NCT number NCT02508194
Other study ID # D4420C00005
Secondary ID
Status Terminated
Phase Phase 2
First received July 22, 2015
Last updated December 22, 2017
Start date September 29, 2015
Est. completion date November 7, 2016

Study information

Verified date December 2017
Source MedImmune LLC
Contact n/a
Is FDA regulated No
Health authority
Study type Interventional

Clinical Trial Summary

This study will be the first assessment of the efficacy of MEDI7510 for the prevention of respiratory syncytial virus (RSV) disease. It will also provide estimates of vaccine efficacy and of endpoint incidence in the placebo arm. It will also assess the safety and immunogenicity of concurrent dosing of MEDI7510 and IIV to expand on the observations made in the Phase 1b study of MEDI7510. It will also expand the safety database of participants dosed with MEDI7510. The study will also assess the immune response to MEDI7510 in Season 1 and Season 2.


Description:

A Phase 2b, double-blind, randomized, and controlled study to evaluate the efficacy of MEDI7510 in approximately 1,900 adult participants, globally, 60 years or older. Participants will be randomized in a 1:1 ratio to receive a single intramuscular dose of each of 2 study vaccines in contralateral arms: MEDI7510 + IIV or placebo + IIV in Season 1.

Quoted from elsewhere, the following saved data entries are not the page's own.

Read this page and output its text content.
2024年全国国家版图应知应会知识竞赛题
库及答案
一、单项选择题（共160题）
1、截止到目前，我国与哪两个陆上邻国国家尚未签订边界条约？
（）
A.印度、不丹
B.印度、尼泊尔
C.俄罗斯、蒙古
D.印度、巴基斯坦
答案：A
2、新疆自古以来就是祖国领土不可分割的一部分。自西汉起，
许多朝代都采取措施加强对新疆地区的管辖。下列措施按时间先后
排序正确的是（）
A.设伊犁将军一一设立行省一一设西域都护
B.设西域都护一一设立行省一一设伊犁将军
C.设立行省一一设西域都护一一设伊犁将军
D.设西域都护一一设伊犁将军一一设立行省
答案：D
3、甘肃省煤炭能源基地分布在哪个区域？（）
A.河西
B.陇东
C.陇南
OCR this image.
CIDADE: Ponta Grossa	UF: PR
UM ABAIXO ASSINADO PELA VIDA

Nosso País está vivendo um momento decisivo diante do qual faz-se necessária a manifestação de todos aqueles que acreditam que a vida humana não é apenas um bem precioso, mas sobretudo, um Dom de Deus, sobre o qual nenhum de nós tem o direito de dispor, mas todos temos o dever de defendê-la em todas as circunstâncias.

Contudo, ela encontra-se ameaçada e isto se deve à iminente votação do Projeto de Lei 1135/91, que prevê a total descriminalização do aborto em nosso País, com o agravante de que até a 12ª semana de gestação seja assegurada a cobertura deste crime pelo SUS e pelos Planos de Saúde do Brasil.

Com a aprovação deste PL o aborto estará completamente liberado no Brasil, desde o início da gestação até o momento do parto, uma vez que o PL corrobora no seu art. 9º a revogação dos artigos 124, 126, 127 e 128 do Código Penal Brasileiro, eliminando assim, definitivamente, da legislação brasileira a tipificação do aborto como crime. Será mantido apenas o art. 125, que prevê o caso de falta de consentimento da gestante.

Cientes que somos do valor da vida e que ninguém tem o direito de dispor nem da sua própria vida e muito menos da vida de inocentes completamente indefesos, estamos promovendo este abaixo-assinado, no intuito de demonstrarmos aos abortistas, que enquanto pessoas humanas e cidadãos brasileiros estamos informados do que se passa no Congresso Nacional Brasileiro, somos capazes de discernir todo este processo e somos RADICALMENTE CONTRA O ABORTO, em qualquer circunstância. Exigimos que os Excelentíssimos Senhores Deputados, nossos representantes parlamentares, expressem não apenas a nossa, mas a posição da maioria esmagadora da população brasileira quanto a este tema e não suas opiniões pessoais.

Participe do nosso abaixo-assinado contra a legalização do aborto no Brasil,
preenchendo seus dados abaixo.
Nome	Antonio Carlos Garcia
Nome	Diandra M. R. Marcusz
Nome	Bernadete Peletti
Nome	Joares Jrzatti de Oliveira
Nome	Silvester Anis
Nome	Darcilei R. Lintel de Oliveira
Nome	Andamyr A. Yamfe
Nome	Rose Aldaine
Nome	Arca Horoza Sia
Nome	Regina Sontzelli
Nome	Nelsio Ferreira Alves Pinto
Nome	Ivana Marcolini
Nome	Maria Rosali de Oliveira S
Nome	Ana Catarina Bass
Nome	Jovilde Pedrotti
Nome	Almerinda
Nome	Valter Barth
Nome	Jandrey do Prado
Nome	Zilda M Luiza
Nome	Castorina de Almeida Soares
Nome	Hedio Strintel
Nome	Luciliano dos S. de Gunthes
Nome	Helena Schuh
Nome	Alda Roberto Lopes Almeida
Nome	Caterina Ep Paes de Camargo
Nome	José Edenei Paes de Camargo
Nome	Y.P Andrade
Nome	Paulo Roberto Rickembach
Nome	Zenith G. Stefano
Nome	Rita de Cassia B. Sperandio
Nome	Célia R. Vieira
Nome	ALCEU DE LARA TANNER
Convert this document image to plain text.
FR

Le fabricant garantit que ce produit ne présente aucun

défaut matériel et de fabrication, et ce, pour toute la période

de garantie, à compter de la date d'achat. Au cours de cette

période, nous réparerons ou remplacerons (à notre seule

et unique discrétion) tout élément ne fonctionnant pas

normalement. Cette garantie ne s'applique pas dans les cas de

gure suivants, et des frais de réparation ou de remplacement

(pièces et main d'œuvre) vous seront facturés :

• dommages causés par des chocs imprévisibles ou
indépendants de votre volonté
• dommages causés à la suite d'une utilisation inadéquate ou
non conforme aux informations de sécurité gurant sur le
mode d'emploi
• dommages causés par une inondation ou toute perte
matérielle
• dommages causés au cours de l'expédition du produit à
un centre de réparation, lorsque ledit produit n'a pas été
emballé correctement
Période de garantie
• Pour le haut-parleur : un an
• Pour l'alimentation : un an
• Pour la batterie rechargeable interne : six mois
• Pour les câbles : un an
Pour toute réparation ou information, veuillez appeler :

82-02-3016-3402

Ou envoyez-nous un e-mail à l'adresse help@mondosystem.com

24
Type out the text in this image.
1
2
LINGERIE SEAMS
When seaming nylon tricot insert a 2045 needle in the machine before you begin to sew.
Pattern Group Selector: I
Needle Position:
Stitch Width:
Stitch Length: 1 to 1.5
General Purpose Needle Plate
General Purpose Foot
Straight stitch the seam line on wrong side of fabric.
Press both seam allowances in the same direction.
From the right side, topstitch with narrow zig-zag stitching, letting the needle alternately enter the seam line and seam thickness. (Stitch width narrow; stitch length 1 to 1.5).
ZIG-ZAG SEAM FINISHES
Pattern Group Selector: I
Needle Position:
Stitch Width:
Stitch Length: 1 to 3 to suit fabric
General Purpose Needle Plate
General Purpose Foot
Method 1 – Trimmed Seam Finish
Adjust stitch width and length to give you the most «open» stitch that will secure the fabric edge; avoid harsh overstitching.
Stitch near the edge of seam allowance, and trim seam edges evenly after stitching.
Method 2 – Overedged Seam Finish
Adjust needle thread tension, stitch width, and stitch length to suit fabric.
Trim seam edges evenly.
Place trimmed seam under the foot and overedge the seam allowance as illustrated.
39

Participants who receive MEDI7510 in the Northern Hemisphere will be re-randomized and blinded in Season 2 to receive either MEDI7510 + IIV or placebo + IIV in a 1:1 ratio. Clinical efficacy will not be assessed in Season 2; however the safety of revaccination will be assessed in Season 2.


Recruitment information / eligibility

Status Terminated
Enrollment 1900
Est. completion date November 7, 2016
Est. primary completion date September 9, 2016
Accepts healthy volunteers Accepts Healthy Volunteers
Gender All
Age group 60 Years to 99 Years
Eligibility Inclusion Criteria:

- Age = 60 years at the time of screening.

- Medically stable such that, according to the judgment of the investigator, hospitalization within the study period is not anticipated and the subject appears likely to be able to remain in follow-up through the end of protocol-specified follow-up.

- (Season 2): Subject received MEDI7510 and IIV in the Northern Hemisphere in Season 1.

Exclusion Criteria:

- History of allergy to any component of the vaccine.

- Receipt of seasonal influenza vaccine within 6 months prior to Season 1 dosing.

- History of allergy to or intolerance of IIV.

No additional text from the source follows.